Research from an international team led by the Center for Genetic Epidemiology at the Keck School of Medicine of USC has identified genetic variants linked to aggressive prostate cancer in individuals of African descent. The study, published in the journal European Urology, analyzed data from over 12,000 Black men across North America and Africa, revealing significant insights that could enhance screening and treatment strategies for this at-risk population.
The researchers focused on five specific genes: ATM, BRCA2, CHEK2, HOXB13, and PALB2. Variants of these genes were associated with a higher likelihood of developing aggressive prostate cancer or cancer that metastasizes to other organs. Participants with disease-causing variants had up to six times the risk of developing prostate cancer compared to those without such variants.

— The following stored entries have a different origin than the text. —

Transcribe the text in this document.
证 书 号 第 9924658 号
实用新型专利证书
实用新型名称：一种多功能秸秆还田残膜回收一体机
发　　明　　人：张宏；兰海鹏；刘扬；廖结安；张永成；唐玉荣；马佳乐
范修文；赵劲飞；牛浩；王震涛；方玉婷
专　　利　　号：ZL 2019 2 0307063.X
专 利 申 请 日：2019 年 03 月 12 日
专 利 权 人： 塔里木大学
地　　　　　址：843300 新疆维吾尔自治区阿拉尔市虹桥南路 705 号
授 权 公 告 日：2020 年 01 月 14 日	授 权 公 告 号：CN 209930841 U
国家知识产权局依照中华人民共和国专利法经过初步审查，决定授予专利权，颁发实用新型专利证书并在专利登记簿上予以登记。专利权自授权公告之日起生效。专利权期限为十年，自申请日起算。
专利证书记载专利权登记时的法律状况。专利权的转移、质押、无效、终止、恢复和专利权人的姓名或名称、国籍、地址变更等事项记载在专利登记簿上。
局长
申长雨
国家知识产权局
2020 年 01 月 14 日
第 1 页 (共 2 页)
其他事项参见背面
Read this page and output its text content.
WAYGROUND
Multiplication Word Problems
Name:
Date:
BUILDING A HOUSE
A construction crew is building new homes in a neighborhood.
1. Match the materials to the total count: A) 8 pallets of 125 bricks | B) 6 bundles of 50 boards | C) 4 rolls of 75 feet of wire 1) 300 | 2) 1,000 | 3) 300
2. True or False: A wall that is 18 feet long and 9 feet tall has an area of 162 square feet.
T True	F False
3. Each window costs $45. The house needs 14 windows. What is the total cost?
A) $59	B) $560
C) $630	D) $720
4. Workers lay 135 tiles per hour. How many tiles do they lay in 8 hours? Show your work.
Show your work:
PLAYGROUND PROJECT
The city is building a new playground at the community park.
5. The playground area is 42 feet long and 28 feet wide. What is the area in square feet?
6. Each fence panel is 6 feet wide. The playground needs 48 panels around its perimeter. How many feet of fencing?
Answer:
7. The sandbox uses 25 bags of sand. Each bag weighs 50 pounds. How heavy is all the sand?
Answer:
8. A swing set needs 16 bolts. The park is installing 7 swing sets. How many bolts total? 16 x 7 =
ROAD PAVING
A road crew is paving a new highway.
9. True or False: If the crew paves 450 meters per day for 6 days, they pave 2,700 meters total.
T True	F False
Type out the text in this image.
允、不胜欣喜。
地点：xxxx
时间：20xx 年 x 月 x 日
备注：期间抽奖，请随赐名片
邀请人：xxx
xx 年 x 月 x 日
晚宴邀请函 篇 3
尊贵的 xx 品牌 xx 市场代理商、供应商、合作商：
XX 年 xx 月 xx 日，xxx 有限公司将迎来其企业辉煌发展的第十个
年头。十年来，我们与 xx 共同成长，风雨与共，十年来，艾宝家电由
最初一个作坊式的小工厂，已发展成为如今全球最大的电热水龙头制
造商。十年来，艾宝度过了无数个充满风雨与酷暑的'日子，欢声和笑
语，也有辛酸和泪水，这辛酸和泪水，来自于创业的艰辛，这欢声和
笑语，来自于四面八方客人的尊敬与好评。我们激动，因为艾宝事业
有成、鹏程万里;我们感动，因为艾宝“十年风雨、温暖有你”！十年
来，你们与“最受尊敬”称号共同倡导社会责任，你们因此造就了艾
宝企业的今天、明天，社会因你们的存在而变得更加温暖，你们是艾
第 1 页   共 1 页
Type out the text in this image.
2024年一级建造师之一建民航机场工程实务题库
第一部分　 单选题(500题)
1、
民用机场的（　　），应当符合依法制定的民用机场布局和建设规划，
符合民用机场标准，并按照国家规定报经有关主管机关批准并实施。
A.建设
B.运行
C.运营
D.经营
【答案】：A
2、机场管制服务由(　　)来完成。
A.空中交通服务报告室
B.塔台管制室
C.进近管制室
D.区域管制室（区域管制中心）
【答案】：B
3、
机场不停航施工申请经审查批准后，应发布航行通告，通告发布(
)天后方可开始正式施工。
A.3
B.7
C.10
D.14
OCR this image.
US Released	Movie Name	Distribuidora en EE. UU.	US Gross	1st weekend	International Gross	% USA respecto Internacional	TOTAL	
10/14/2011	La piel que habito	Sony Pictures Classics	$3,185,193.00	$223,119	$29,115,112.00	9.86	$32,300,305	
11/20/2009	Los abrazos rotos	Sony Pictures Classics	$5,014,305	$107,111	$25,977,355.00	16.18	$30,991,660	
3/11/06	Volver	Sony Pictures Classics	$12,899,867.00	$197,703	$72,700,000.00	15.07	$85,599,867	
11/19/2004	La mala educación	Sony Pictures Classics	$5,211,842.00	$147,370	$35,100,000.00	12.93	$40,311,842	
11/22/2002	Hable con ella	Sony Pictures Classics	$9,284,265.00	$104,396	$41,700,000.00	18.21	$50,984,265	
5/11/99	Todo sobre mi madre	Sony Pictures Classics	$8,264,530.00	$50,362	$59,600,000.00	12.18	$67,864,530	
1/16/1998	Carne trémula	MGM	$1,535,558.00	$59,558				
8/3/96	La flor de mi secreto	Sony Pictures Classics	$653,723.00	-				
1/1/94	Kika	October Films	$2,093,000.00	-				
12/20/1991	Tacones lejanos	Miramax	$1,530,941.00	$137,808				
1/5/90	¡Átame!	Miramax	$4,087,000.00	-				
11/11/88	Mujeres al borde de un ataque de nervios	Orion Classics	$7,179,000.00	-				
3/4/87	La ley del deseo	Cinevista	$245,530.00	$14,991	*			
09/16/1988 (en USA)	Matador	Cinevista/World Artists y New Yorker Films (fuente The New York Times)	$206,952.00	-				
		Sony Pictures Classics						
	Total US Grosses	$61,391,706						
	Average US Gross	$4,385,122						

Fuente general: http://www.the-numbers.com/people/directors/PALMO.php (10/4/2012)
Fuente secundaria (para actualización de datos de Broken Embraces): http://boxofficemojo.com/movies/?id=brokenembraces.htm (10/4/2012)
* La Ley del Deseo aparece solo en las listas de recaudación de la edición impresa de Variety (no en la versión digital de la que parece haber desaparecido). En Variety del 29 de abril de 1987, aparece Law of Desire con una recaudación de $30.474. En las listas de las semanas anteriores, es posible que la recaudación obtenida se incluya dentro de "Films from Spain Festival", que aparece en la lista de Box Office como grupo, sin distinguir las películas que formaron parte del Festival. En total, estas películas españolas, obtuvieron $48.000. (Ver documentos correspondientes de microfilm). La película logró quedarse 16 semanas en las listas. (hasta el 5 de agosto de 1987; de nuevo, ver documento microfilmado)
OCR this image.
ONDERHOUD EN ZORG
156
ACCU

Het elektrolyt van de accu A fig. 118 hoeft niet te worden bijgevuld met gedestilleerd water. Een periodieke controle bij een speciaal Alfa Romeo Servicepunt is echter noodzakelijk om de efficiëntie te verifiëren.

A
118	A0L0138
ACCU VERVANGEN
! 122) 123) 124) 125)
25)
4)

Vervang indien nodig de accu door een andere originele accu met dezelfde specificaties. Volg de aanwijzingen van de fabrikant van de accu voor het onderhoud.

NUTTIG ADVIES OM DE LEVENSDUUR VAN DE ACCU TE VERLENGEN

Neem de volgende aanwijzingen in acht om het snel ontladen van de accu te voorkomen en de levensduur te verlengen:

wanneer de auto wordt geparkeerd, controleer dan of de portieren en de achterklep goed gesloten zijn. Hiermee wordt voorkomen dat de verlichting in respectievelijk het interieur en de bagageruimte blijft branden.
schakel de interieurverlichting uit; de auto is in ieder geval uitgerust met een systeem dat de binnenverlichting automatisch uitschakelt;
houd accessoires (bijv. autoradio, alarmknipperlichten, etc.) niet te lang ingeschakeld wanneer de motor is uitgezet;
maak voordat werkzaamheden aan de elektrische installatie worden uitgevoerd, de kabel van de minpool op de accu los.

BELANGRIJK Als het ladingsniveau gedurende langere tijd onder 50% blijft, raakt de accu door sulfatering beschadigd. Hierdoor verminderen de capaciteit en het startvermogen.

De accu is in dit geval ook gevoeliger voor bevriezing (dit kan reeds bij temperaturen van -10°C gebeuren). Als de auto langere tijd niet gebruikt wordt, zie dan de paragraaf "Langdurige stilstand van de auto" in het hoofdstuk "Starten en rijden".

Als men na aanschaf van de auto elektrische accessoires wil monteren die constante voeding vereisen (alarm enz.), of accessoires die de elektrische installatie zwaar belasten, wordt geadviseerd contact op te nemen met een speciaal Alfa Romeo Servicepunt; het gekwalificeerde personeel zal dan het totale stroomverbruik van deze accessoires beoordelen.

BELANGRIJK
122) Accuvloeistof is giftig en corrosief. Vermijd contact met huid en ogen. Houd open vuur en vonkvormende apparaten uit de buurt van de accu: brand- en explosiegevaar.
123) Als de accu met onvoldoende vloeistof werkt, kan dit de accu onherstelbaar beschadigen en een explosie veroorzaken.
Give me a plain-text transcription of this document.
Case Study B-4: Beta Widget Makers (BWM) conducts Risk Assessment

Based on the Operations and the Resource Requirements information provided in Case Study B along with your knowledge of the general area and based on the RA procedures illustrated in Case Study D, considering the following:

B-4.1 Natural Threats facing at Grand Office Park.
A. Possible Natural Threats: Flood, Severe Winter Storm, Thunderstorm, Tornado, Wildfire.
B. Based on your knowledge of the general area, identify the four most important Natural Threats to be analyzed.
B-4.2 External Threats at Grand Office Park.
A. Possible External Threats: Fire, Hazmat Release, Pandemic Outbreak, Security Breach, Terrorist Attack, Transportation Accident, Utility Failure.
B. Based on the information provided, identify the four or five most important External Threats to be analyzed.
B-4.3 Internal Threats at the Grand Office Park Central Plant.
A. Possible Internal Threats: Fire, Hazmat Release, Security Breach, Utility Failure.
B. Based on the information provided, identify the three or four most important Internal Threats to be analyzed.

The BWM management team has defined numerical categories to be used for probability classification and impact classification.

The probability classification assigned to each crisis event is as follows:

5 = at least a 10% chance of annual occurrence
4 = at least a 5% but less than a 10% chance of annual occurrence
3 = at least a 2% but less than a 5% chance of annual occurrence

Insights into Genetic Risk Factors
The study included more than 7,000 prostate cancer cases and a control group of nearly 5,000. By expanding on previous research that examined genetic risk factors in other populations, the scientists aimed to better understand the unique genetic landscape related to prostate cancer in those of African ancestry. Dr. Fei Chen, the study’s first author, emphasized the need for tailored approaches, stating, “Our goal is to better understand risk and help reduce the disparity in prostate cancer outcomes.”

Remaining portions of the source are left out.